Operation Basics

Operation Function

An operation function is a Python function decorated with @ttl.operation(). Kernel functions defined inside the operation function are automatically collected and compiled into a program.

@ttl.operation()
def foo(x: ttnn.Tensor, y: ttnn.Tensor) -> None:
    @ttl.compute()
    def some_compute():
        # compute logic

    @ttl.datamovement()
    def some_dm0():
        # data movement logic

    @ttl.datamovement()
    def some_dm1():
        # more data movement logic

# Usage
shape = ttnn.Shape([128, 128])
x = ttnn.rand(shape, layout=ttnn.TILE_LAYOUT)
y = ttnn.zeros(shape, layout=ttnn.TILE_LAYOUT)
foo(x, y)

Kernel Functions

Kernel functions are Python functions with no arguments, annotated by @ttl.compute() or @ttl.datamovement(). They are typically defined in the operation function scope to capture shared objects.

Compute kernels execute computations (e.g., math) on blocks. Data movement (DM) kernels handle memory transfers and synchronization. An analogy is a restaurant where the host program is the customer who places an order for a multi-course meal. Inside the kitchen (a node), the first data movement kernel acts as a worker fetching ingredients from storage, the compute kernel is the cook preparing each course as soon as the ingredients are available, and the second data movement kernel is the server that brings each finished course to the customer as soon as it’s ready. Multiple courses move through this pipeline at once—while one dish is being plated, another is cooking, and a third is being prepped.

        graph TB
    Host["Host Program<br/>(🧑 Customer)"] -->|sends input data| DRAM["DRAM/L1<br/>(🍚🐟🥒🥑 Ingredients)"]
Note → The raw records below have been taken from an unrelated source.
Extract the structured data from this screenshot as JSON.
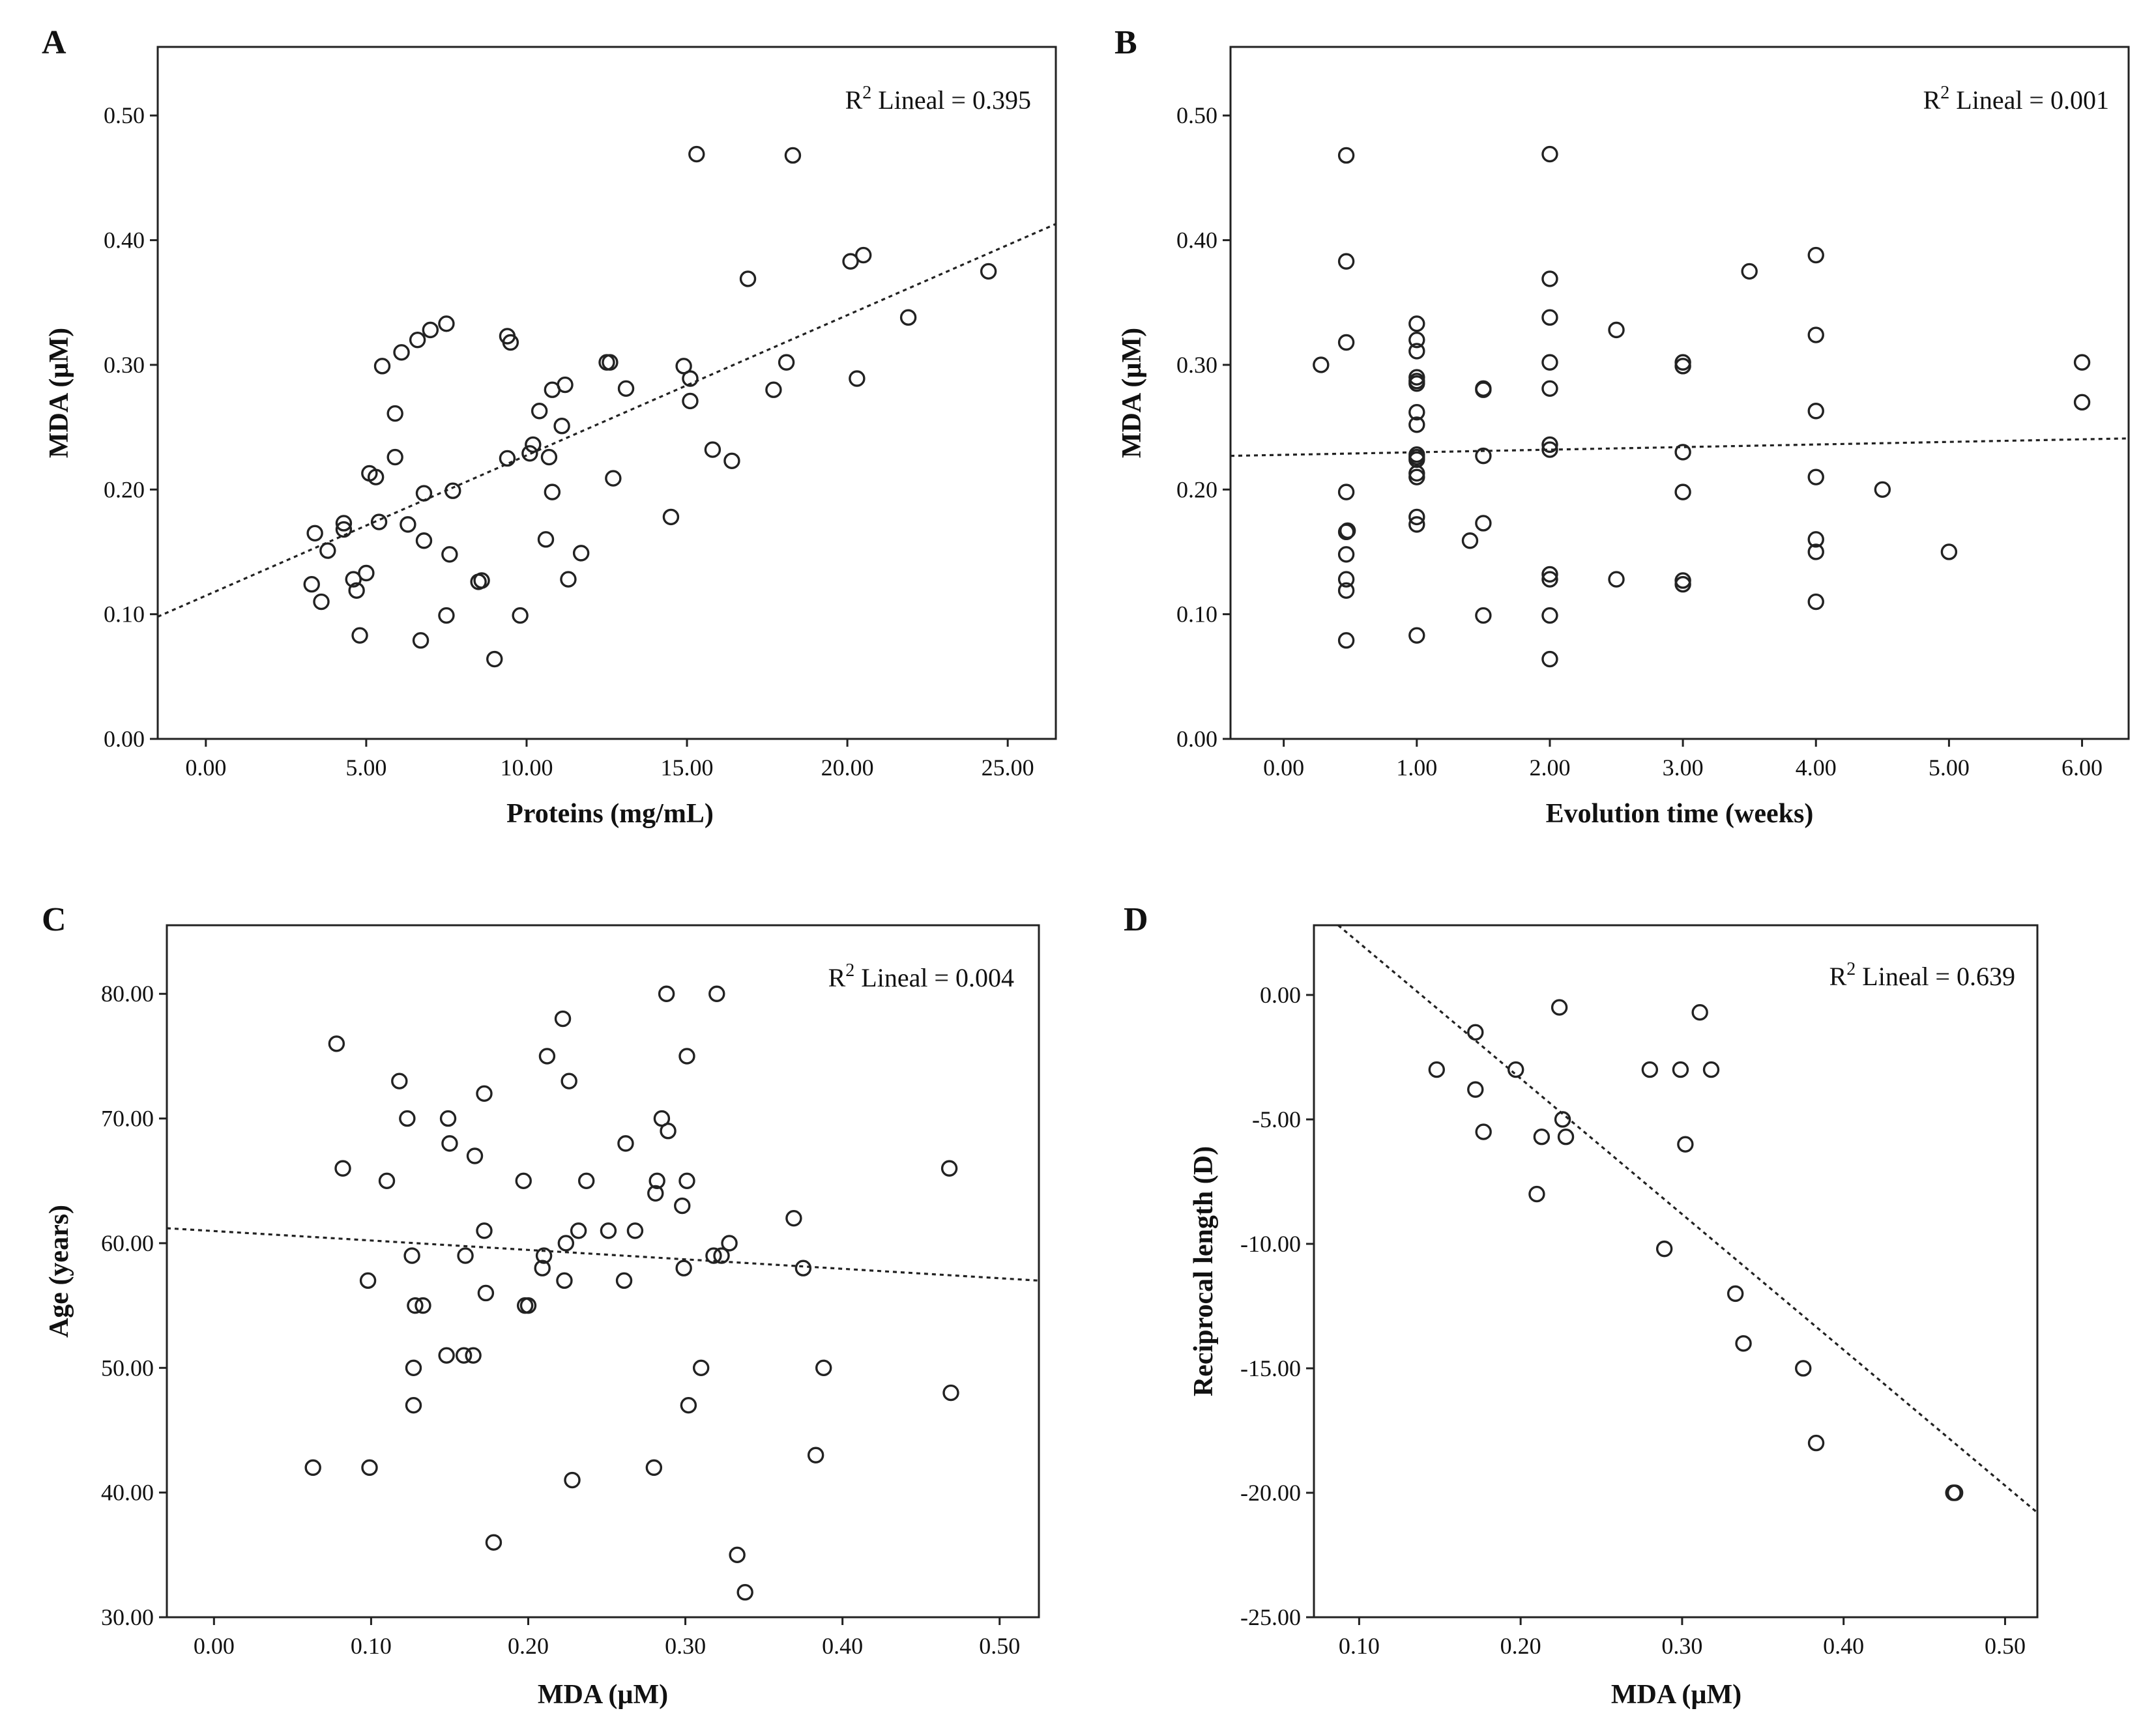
{
  "chart_data": [
    {
      "id": "A",
      "type": "scatter",
      "panel_label": "A",
      "title": "",
      "xlabel": "Proteins (mg/mL)",
      "ylabel": "MDA (µM)",
      "xlim": [
        -1.5,
        26.5
      ],
      "ylim": [
        0,
        0.555
      ],
      "xticks": [
        0,
        5,
        10,
        15,
        20,
        25
      ],
      "xtick_labels": [
        "0.00",
        "5.00",
        "10.00",
        "15.00",
        "20.00",
        "25.00"
      ],
      "yticks": [
        0,
        0.1,
        0.2,
        0.3,
        0.4,
        0.5
      ],
      "ytick_labels": [
        "0.00",
        "0.10",
        "0.20",
        "0.30",
        "0.40",
        "0.50"
      ],
      "r2_prefix": "R",
      "r2_sup": "2",
      "r2_text": " Lineal = 0.395",
      "fit_line": {
        "x": [
          -1.5,
          26.5
        ],
        "y": [
          0.098,
          0.413
        ]
      },
      "points": [
        [
          3.3,
          0.124
        ],
        [
          3.4,
          0.165
        ],
        [
          3.6,
          0.11
        ],
        [
          3.8,
          0.151
        ],
        [
          4.3,
          0.168
        ],
        [
          4.3,
          0.173
        ],
        [
          4.6,
          0.128
        ],
        [
          4.7,
          0.119
        ],
        [
          4.8,
          0.083
        ],
        [
          5.0,
          0.133
        ],
        [
          5.1,
          0.213
        ],
        [
          5.3,
          0.21
        ],
        [
          5.4,
          0.174
        ],
        [
          5.5,
          0.299
        ],
        [
          5.9,
          0.226
        ],
        [
          5.9,
          0.261
        ],
        [
          6.1,
          0.31
        ],
        [
          6.3,
          0.172
        ],
        [
          6.6,
          0.32
        ],
        [
          6.7,
          0.079
        ],
        [
          6.8,
          0.197
        ],
        [
          6.8,
          0.159
        ],
        [
          7.0,
          0.328
        ],
        [
          7.5,
          0.333
        ],
        [
          7.5,
          0.099
        ],
        [
          7.6,
          0.148
        ],
        [
          7.7,
          0.199
        ],
        [
          8.5,
          0.126
        ],
        [
          8.6,
          0.127
        ],
        [
          9.0,
          0.064
        ],
        [
          9.4,
          0.323
        ],
        [
          9.5,
          0.318
        ],
        [
          9.4,
          0.225
        ],
        [
          9.8,
          0.099
        ],
        [
          10.1,
          0.229
        ],
        [
          10.2,
          0.236
        ],
        [
          10.4,
          0.263
        ],
        [
          10.6,
          0.16
        ],
        [
          10.7,
          0.226
        ],
        [
          10.8,
          0.198
        ],
        [
          10.8,
          0.28
        ],
        [
          11.1,
          0.251
        ],
        [
          11.2,
          0.284
        ],
        [
          11.3,
          0.128
        ],
        [
          11.7,
          0.149
        ],
        [
          12.5,
          0.302
        ],
        [
          12.6,
          0.302
        ],
        [
          12.7,
          0.209
        ],
        [
          13.1,
          0.281
        ],
        [
          14.5,
          0.178
        ],
        [
          14.9,
          0.299
        ],
        [
          15.1,
          0.271
        ],
        [
          15.1,
          0.289
        ],
        [
          15.3,
          0.469
        ],
        [
          15.8,
          0.232
        ],
        [
          16.4,
          0.223
        ],
        [
          16.9,
          0.369
        ],
        [
          17.7,
          0.28
        ],
        [
          18.1,
          0.302
        ],
        [
          18.3,
          0.468
        ],
        [
          20.1,
          0.383
        ],
        [
          20.3,
          0.289
        ],
        [
          20.5,
          0.388
        ],
        [
          21.9,
          0.338
        ],
        [
          24.4,
          0.375
        ]
      ]
    },
    {
      "id": "B",
      "type": "scatter",
      "panel_label": "B",
      "title": "",
      "xlabel": "Evolution time (weeks)",
      "ylabel": "MDA (µM)",
      "xlim": [
        -0.4,
        6.35
      ],
      "ylim": [
        0,
        0.555
      ],
      "xticks": [
        0,
        1,
        2,
        3,
        4,
        5,
        6
      ],
      "xtick_labels": [
        "0.00",
        "1.00",
        "2.00",
        "3.00",
        "4.00",
        "5.00",
        "6.00"
      ],
      "yticks": [
        0,
        0.1,
        0.2,
        0.3,
        0.4,
        0.5
      ],
      "ytick_labels": [
        "0.00",
        "0.10",
        "0.20",
        "0.30",
        "0.40",
        "0.50"
      ],
      "r2_prefix": "R",
      "r2_sup": "2",
      "r2_text": " Lineal = 0.001",
      "fit_line": {
        "x": [
          -0.4,
          6.35
        ],
        "y": [
          0.227,
          0.241
        ]
      },
      "points": [
        [
          0.28,
          0.3
        ],
        [
          0.47,
          0.468
        ],
        [
          0.47,
          0.383
        ],
        [
          0.47,
          0.318
        ],
        [
          0.47,
          0.198
        ],
        [
          0.47,
          0.166
        ],
        [
          0.48,
          0.167
        ],
        [
          0.47,
          0.148
        ],
        [
          0.47,
          0.128
        ],
        [
          0.47,
          0.119
        ],
        [
          0.47,
          0.079
        ],
        [
          1.0,
          0.333
        ],
        [
          1.0,
          0.32
        ],
        [
          1.0,
          0.311
        ],
        [
          1.0,
          0.29
        ],
        [
          1.0,
          0.287
        ],
        [
          1.0,
          0.285
        ],
        [
          1.0,
          0.262
        ],
        [
          1.0,
          0.252
        ],
        [
          1.0,
          0.228
        ],
        [
          1.0,
          0.226
        ],
        [
          1.0,
          0.224
        ],
        [
          1.0,
          0.213
        ],
        [
          1.0,
          0.21
        ],
        [
          1.0,
          0.178
        ],
        [
          1.0,
          0.172
        ],
        [
          1.0,
          0.083
        ],
        [
          1.4,
          0.159
        ],
        [
          1.5,
          0.281
        ],
        [
          1.5,
          0.28
        ],
        [
          1.5,
          0.227
        ],
        [
          1.5,
          0.173
        ],
        [
          1.5,
          0.099
        ],
        [
          2.0,
          0.469
        ],
        [
          2.0,
          0.369
        ],
        [
          2.0,
          0.338
        ],
        [
          2.0,
          0.302
        ],
        [
          2.0,
          0.281
        ],
        [
          2.0,
          0.236
        ],
        [
          2.0,
          0.232
        ],
        [
          2.0,
          0.132
        ],
        [
          2.0,
          0.128
        ],
        [
          2.0,
          0.099
        ],
        [
          2.0,
          0.064
        ],
        [
          2.5,
          0.328
        ],
        [
          2.5,
          0.128
        ],
        [
          3.0,
          0.302
        ],
        [
          3.0,
          0.299
        ],
        [
          3.0,
          0.23
        ],
        [
          3.0,
          0.198
        ],
        [
          3.0,
          0.127
        ],
        [
          3.0,
          0.124
        ],
        [
          3.5,
          0.375
        ],
        [
          4.0,
          0.388
        ],
        [
          4.0,
          0.324
        ],
        [
          4.0,
          0.263
        ],
        [
          4.0,
          0.21
        ],
        [
          4.0,
          0.16
        ],
        [
          4.0,
          0.15
        ],
        [
          4.0,
          0.11
        ],
        [
          4.5,
          0.2
        ],
        [
          5.0,
          0.15
        ],
        [
          6.0,
          0.302
        ],
        [
          6.0,
          0.27
        ]
      ]
    },
    {
      "id": "C",
      "type": "scatter",
      "panel_label": "C",
      "title": "",
      "xlabel": "MDA (µM)",
      "ylabel": "Age (years)",
      "xlim": [
        -0.03,
        0.525
      ],
      "ylim": [
        30,
        85.5
      ],
      "xticks": [
        0,
        0.1,
        0.2,
        0.3,
        0.4,
        0.5
      ],
      "xtick_labels": [
        "0.00",
        "0.10",
        "0.20",
        "0.30",
        "0.40",
        "0.50"
      ],
      "yticks": [
        30,
        40,
        50,
        60,
        70,
        80
      ],
      "ytick_labels": [
        "30.00",
        "40.00",
        "50.00",
        "60.00",
        "70.00",
        "80.00"
      ],
      "r2_prefix": "R",
      "r2_sup": "2",
      "r2_text": " Lineal = 0.004",
      "fit_line": {
        "x": [
          -0.03,
          0.525
        ],
        "y": [
          61.2,
          57.0
        ]
      },
      "points": [
        [
          0.063,
          42
        ],
        [
          0.078,
          76
        ],
        [
          0.082,
          66
        ],
        [
          0.098,
          57
        ],
        [
          0.099,
          42
        ],
        [
          0.11,
          65
        ],
        [
          0.118,
          73
        ],
        [
          0.123,
          70
        ],
        [
          0.126,
          59
        ],
        [
          0.127,
          50
        ],
        [
          0.127,
          47
        ],
        [
          0.128,
          55
        ],
        [
          0.133,
          55
        ],
        [
          0.148,
          51
        ],
        [
          0.149,
          70
        ],
        [
          0.15,
          68
        ],
        [
          0.159,
          51
        ],
        [
          0.16,
          59
        ],
        [
          0.165,
          51
        ],
        [
          0.166,
          67
        ],
        [
          0.172,
          72
        ],
        [
          0.172,
          61
        ],
        [
          0.173,
          56
        ],
        [
          0.178,
          36
        ],
        [
          0.197,
          65
        ],
        [
          0.198,
          55
        ],
        [
          0.2,
          55
        ],
        [
          0.209,
          58
        ],
        [
          0.21,
          59
        ],
        [
          0.212,
          75
        ],
        [
          0.222,
          78
        ],
        [
          0.223,
          57
        ],
        [
          0.224,
          60
        ],
        [
          0.226,
          73
        ],
        [
          0.228,
          41
        ],
        [
          0.232,
          61
        ],
        [
          0.237,
          65
        ],
        [
          0.251,
          61
        ],
        [
          0.261,
          57
        ],
        [
          0.262,
          68
        ],
        [
          0.268,
          61
        ],
        [
          0.28,
          42
        ],
        [
          0.281,
          64
        ],
        [
          0.282,
          65
        ],
        [
          0.285,
          70
        ],
        [
          0.288,
          80
        ],
        [
          0.289,
          69
        ],
        [
          0.298,
          63
        ],
        [
          0.299,
          58
        ],
        [
          0.301,
          75
        ],
        [
          0.301,
          65
        ],
        [
          0.302,
          47
        ],
        [
          0.31,
          50
        ],
        [
          0.318,
          59
        ],
        [
          0.32,
          80
        ],
        [
          0.323,
          59
        ],
        [
          0.328,
          60
        ],
        [
          0.333,
          35
        ],
        [
          0.338,
          32
        ],
        [
          0.369,
          62
        ],
        [
          0.375,
          58
        ],
        [
          0.383,
          43
        ],
        [
          0.388,
          50
        ],
        [
          0.468,
          66
        ],
        [
          0.469,
          48
        ]
      ]
    },
    {
      "id": "D",
      "type": "scatter",
      "panel_label": "D",
      "title": "",
      "xlabel": "MDA (µM)",
      "ylabel": "Reciprocal length (D)",
      "xlim": [
        0.072,
        0.52
      ],
      "ylim": [
        -25,
        2.8
      ],
      "xticks": [
        0.1,
        0.2,
        0.3,
        0.4,
        0.5
      ],
      "xtick_labels": [
        "0.10",
        "0.20",
        "0.30",
        "0.40",
        "0.50"
      ],
      "yticks": [
        -25,
        -20,
        -15,
        -10,
        -5,
        0
      ],
      "ytick_labels": [
        "-25.00",
        "-20.00",
        "-15.00",
        "-10.00",
        "-5.00",
        "0.00"
      ],
      "r2_prefix": "R",
      "r2_sup": "2",
      "r2_text": " Lineal = 0.639",
      "fit_line": {
        "x": [
          0.087,
          0.52
        ],
        "y": [
          2.8,
          -20.8
        ]
      },
      "points": [
        [
          0.148,
          -3.0
        ],
        [
          0.172,
          -1.5
        ],
        [
          0.172,
          -3.8
        ],
        [
          0.177,
          -5.5
        ],
        [
          0.197,
          -3.0
        ],
        [
          0.21,
          -8.0
        ],
        [
          0.213,
          -5.7
        ],
        [
          0.224,
          -0.5
        ],
        [
          0.226,
          -5.0
        ],
        [
          0.228,
          -5.7
        ],
        [
          0.28,
          -3.0
        ],
        [
          0.289,
          -10.2
        ],
        [
          0.299,
          -3.0
        ],
        [
          0.302,
          -6.0
        ],
        [
          0.311,
          -0.7
        ],
        [
          0.318,
          -3.0
        ],
        [
          0.333,
          -12.0
        ],
        [
          0.338,
          -14.0
        ],
        [
          0.375,
          -15.0
        ],
        [
          0.383,
          -18.0
        ],
        [
          0.468,
          -20.0
        ],
        [
          0.469,
          -20.0
        ]
      ]
    }
  ]
}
    subgraph OperationFunction["Operation Function on a node (Kitchen)"]
        subgraph pad[" "]
            subgraph kernels[" "]
                DM1["DM Kernel 1<br/>Reader (🧑🏻 Prep Cook)"]
                CT["Compute Kernel<br/>(👩🏽‍🍳 Cook)"]
                DM2["DM Kernel 2<br/>Writer (👧🏼 Server)"]
            end
        end
    end

    DRAM -->|reads from| DM1
    DM1 -->|writes to| CB1["Dataflow Buffer<br/>(🔔 Ingredients ready)"]
    CB1 -->|provides data| CT
    CT -->|writes to| CB2["Dataflow Buffer<br/>(🔔 Course ready)"]
    CB2 -->|provides data| DM2
    DM2 -->|writes to| DRAM2["DRAM/L1<br/>(🍱 Ready to eat course)"]
    DRAM2 -->|returns results| Host

    classDef invisible fill:none,stroke:none;
    class pad,threads invisible;

Grid and Node Functions

Grid Size

ttl.grid_size(dims) returns the size of the grid in the specified dimensionality. If requested dimensions differ from grid dimensions, the highest rank dimension is flattened or padded.

An analogy is an office building: a single-chip grid is one floor with an 8x8 arrangement of cubicles (nodes). A 1D view counts all cubicles in a line (64 total). A multi-chip grid adds more floors, and the view can count by floor, by cubicle-within-floor, or flatten everything into one long hallway.

# For (8, 8) single-chip grid
x_size = ttl.grid_size(dims=1)  # x_size = 64

# For (8, 8, 8) multi-chip grid
x_size, y_size = ttl.grid_size(dims=2)  # x_size = 8, y_size = 64

# For (8, 8) single-chip grid
x_size, y_size, z_size = ttl.grid_size(dims=3)  # x_size = 8, y_size = 8, z_size = 1

Node Coordinates

ttl.node(dims) returns zero-based, contiguous node coordinates for the current node.

# For (8, 8) single-chip grid
x = ttl.node(dims=1)  # x in [0, 64)

# For (8, 8, 8) multi-chip grid
x, y = ttl.node(dims=2)  # x in [0, 8), y in [0, 64)

# For (8, 8) single-chip grid
x, y, z = ttl.node(dims=3)  # x in [0, 8), y in [0, 8), z = 0

Both functions can be used inside operation functions and kernel functions.